Di qui la spiegazione di una presunta polemica con i vertici dell’Ateneo: «Il padre di uno studente mi ha chiesto cosa pensassi dei rapper invitati all’Università, e io ho mostrato disappunto in relazione a coloro che nei video inneggiano a violenza, mafie e droga. Non si è fatto il nome di nessuno, la stampa ha parlato di scontro, ma Gratteri non si è scontrato con nessuno.

Sono il procuratore di Napoli e parlo con tutti, anche con l’ultimo degli ultimi: è una questione di stile e di comportamento, e vorrei che noi tutti, che ci sentiamo istruiti e dei modelli, con i nostri comportamenti aiutassimo il territorio ad essere più libero ed evoluto».

Gratteri non si sottrae alle domande anche su uno dei temi che agita in queste ore la magistratura: quello degli esami psicoattitudinali che il governo ha approvato, e che dovrebbero entrare in vigore a partire dal 2026. E anche in questo caso è chiaro e diretto. «Se vogliamo farli, i test psicoattitudinali dovrebbero essere fatti sui magistrati ma anche per tutti i settori apicali della pubblica amministrazione, per chi ha responsabilità di governo e per chi si occupa della gestione della cosa pubblica. E visto che ci troviamo, dovremmo fare anche narcotest e alcooltest, poiché chi è sotto l’effetto di droghe e alcool può fare non soltanto ragionamenti alterati, ma anche cedere facilmente, se si trova sotto ricatto».

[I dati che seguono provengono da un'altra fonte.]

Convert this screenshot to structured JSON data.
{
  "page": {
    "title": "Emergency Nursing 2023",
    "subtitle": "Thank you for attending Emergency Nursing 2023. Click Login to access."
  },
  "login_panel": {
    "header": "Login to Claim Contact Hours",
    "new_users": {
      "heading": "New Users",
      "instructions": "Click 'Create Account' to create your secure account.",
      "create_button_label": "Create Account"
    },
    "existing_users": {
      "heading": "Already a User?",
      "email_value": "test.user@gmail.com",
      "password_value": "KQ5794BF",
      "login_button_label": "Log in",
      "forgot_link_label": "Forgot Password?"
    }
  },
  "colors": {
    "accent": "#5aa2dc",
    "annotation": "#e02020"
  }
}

A stretto giro, in serata, alle affermazioni del numero uno dell’ufficio inquirente napoletano risponde il vice-premier e ministro degli Esteri, Antonio Tajani: «Non capisco l’agitazione, non si fanno test a un magistrato che è già magistrato ma si fa a chi vuole fare magistrato. Come l’esame di inglese e di diritto amministrativo, faranno anche quello psicoattitudinale». Chiaro il riferimento alle parole pronunciate qualche ora prima da Gratteri. «Non c’è violazione dell’autonomia della magistratura - ha concluso - ci sarebbe interferenza se si facessero ai magistrati. È nell’interesse della magistratura che non ci siano persone con problemi psicologici, se sei narcisista puoi peccare di protagonismo».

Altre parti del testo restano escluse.